Engineering the maturation of stem cell-derived cardiomyocytes

Abstract

The maturation of human stem cell-derived cardiomyocytes (hSC-CMs) has been a major challenge to further expand the scope of their application. Over the past years, several strategies have been proven to facilitate the structural and functional maturation of hSC-CMs, which include but are not limited to engineering the geometry or stiffness of substrates, providing favorable extracellular matrices, applying mechanical stretch, fluidic or electrical stimulation, co-culturing with niche cells, regulating biochemical cues such as hormones and transcription factors, engineering and redirecting metabolic patterns, developing 3D cardiac constructs such as cardiac organoid or engineered heart tissue, or culturing under in vivo implantation. In this review, we summarize these maturation strategies, especially the recent advancements, and discussed their advantages as well as the pressing problems that need to be addressed in future studies.
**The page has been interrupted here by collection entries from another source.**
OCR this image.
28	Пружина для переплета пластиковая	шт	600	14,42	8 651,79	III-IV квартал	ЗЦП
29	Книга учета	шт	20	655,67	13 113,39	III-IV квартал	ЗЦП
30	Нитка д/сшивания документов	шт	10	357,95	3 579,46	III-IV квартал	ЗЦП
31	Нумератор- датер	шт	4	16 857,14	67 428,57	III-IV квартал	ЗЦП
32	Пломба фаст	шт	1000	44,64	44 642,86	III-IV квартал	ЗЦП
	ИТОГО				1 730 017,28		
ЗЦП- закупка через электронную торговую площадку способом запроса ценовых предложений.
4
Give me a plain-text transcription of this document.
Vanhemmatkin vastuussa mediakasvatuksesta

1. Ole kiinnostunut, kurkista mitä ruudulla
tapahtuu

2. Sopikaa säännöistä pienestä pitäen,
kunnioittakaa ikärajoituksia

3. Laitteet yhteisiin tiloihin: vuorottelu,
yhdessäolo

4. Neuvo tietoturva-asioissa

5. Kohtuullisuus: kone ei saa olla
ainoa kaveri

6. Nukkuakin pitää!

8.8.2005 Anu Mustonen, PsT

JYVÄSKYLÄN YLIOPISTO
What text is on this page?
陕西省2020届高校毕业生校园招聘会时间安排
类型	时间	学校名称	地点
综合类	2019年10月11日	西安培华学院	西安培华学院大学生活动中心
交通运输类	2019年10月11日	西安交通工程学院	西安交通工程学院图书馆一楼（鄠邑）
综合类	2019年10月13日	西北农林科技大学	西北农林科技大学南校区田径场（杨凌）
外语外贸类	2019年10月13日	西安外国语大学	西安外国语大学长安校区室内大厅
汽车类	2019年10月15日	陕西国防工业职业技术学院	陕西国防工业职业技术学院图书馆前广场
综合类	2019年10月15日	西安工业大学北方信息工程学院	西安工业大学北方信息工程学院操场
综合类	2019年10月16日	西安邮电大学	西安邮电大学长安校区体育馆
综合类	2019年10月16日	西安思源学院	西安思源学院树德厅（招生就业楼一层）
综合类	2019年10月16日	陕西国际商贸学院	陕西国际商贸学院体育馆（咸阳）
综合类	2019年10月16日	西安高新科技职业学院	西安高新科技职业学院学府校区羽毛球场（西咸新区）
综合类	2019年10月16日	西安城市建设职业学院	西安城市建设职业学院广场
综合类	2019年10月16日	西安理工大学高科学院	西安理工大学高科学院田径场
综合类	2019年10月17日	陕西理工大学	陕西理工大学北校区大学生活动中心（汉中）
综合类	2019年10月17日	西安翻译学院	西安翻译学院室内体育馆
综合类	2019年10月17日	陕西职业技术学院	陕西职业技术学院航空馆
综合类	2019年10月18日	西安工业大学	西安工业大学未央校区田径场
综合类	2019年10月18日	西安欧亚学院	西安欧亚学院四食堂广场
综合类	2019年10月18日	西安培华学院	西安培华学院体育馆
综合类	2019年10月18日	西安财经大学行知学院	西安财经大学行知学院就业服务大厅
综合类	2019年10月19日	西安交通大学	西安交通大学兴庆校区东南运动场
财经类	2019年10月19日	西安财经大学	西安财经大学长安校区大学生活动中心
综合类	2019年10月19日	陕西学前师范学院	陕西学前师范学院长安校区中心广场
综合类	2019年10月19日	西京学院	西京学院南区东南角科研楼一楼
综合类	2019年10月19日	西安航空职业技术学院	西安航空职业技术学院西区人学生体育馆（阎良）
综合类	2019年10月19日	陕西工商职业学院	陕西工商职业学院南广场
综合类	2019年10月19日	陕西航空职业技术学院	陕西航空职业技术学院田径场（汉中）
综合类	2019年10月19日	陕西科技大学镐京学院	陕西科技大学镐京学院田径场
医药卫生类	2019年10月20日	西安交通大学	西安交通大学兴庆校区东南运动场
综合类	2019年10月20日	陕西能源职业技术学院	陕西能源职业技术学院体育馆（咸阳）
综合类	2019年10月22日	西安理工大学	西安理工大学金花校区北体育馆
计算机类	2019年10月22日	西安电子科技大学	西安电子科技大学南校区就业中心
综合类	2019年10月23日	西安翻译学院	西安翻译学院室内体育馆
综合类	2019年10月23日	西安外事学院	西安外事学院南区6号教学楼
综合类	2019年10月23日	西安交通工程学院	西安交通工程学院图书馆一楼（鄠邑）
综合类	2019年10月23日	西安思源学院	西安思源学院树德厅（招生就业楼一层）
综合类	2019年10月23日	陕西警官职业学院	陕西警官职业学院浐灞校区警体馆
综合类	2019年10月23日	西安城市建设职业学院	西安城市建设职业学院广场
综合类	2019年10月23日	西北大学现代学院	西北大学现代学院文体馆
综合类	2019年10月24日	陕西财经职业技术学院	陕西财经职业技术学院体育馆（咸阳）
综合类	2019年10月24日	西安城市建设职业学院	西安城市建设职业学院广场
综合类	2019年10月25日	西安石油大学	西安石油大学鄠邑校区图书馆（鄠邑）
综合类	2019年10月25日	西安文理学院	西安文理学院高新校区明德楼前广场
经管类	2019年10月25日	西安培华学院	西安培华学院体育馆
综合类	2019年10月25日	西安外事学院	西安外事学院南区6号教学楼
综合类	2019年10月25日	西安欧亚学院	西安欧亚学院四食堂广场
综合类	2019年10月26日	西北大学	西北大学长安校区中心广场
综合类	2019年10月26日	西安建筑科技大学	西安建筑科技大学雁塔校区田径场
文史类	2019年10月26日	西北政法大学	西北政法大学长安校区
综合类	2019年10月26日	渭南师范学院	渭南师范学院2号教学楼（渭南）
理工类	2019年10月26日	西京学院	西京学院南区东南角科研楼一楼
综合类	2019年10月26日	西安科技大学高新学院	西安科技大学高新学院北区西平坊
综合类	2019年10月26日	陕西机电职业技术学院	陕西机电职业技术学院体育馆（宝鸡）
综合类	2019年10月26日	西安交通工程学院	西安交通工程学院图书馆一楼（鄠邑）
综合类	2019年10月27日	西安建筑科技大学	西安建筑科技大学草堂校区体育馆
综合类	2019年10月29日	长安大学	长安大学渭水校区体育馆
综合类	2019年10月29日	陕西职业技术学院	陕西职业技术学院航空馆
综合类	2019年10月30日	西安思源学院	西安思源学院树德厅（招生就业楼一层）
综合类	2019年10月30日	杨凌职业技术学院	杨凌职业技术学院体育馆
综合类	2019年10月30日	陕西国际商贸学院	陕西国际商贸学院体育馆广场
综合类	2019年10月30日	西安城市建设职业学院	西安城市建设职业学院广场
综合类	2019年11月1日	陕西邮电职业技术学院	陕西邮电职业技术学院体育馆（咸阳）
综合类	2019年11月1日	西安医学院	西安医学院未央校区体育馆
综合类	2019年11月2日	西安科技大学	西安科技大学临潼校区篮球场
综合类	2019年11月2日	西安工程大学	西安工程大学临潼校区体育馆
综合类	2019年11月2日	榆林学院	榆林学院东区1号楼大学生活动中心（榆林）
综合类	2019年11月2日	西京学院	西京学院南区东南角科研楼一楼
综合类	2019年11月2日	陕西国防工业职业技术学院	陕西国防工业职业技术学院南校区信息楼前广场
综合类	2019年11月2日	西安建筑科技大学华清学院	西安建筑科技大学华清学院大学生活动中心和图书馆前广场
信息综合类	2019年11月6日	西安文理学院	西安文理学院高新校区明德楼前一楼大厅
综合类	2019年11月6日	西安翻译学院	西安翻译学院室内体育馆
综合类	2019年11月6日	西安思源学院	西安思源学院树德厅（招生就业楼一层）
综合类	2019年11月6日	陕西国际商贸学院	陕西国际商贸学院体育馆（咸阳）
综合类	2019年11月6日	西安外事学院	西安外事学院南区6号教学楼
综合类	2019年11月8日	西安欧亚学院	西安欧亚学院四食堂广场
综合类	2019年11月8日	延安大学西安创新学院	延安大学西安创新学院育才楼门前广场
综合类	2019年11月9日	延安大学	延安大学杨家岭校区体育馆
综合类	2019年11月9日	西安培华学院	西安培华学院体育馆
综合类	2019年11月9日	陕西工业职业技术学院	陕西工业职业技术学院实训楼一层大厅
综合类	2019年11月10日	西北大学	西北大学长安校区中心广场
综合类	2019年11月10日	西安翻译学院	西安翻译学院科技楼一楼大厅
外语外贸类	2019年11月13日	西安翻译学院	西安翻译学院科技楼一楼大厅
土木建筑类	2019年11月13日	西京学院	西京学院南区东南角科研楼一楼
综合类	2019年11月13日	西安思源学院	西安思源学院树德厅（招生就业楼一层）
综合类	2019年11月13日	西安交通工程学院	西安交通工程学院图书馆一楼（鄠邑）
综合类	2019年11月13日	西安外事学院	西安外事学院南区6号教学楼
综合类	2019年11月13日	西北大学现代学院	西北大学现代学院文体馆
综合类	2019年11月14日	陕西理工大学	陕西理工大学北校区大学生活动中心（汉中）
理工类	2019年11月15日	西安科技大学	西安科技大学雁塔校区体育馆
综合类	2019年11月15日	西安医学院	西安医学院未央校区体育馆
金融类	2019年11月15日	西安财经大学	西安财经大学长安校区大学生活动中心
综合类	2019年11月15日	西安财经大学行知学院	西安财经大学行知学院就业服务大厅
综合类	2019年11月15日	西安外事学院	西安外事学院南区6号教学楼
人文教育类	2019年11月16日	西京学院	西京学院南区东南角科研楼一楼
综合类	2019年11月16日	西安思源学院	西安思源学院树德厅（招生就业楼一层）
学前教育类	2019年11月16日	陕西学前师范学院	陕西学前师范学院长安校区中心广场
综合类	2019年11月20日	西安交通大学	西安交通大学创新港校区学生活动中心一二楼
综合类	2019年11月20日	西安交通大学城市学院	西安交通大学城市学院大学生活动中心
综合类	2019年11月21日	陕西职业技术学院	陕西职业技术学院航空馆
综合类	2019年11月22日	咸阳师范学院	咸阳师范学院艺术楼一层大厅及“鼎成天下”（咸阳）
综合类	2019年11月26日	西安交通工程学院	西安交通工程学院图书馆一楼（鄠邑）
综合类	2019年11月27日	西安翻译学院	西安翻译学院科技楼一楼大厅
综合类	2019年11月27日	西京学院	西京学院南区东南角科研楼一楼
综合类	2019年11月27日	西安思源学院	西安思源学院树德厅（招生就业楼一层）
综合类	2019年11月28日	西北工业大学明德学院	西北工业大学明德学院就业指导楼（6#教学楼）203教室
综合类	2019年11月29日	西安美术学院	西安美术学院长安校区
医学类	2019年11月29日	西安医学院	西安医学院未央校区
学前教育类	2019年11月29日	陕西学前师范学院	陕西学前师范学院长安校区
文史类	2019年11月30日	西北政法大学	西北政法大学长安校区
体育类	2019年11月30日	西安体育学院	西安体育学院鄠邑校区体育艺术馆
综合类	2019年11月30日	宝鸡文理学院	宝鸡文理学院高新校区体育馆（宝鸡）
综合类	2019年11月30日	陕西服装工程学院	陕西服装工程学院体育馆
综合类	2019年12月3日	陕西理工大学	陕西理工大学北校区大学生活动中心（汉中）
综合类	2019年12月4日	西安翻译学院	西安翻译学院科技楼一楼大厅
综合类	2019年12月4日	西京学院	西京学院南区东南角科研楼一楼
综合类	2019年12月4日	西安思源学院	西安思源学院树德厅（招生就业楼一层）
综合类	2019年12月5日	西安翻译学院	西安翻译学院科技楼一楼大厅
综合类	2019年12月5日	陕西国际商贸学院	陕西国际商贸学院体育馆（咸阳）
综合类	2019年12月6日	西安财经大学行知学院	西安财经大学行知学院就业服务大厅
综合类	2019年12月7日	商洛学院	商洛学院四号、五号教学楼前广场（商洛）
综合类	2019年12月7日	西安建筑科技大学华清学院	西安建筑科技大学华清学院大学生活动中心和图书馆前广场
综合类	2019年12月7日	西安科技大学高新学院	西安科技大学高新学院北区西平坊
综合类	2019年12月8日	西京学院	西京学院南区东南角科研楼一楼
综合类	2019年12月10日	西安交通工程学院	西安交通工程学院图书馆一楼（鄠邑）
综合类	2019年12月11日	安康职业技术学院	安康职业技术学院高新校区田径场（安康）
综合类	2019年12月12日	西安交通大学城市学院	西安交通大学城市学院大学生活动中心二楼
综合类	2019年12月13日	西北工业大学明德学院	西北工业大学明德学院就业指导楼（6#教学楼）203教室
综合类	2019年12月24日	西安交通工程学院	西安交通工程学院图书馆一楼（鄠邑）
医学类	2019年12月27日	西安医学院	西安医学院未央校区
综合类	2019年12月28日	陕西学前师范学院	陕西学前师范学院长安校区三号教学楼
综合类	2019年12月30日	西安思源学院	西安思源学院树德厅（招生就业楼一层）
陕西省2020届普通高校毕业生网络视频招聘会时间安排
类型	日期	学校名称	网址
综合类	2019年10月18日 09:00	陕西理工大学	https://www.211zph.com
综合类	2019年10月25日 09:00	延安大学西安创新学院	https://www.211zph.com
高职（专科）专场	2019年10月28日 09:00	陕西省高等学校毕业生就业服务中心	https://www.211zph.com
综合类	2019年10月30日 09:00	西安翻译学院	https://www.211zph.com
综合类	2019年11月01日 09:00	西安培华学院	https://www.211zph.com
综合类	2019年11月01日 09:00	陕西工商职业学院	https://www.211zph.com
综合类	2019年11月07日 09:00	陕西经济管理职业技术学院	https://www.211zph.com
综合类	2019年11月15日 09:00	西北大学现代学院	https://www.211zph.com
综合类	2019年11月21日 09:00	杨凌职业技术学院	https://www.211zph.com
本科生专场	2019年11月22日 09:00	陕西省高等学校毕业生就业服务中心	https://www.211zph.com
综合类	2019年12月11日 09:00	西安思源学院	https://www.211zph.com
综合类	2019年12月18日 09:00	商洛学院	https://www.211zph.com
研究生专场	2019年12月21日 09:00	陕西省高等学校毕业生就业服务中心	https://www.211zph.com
Keywords: 3D cardiac organoid; biochemical cues; cardiomyocytes; in vivo implantation; maturation; metabolic engineering; physical cues; stem cell.

FIGURE 1

Representative hallmarks for characterizing the mature SC-CM. Cav1.2, L-type Ca²⁺ channel; CM, cardiomyocyte; Cx43, connexin43; HIF-1α, hypoxia inducible factor 1α; hPSC, human pluripotent stem cell; NCX, Na⁺/Ca²⁺ exchanger; PPAR, peroxisome proliferator-activated receptor; RyR, ryanodine receptor; SR, sarcoplasmic reticulum.

FIGURE 2

Bioengineering strategies to enhance the maturation of SC-CMs. CM, cardiomyocyte; ECM, extra cellular matrix; hPSC, human pluripotent stem cell.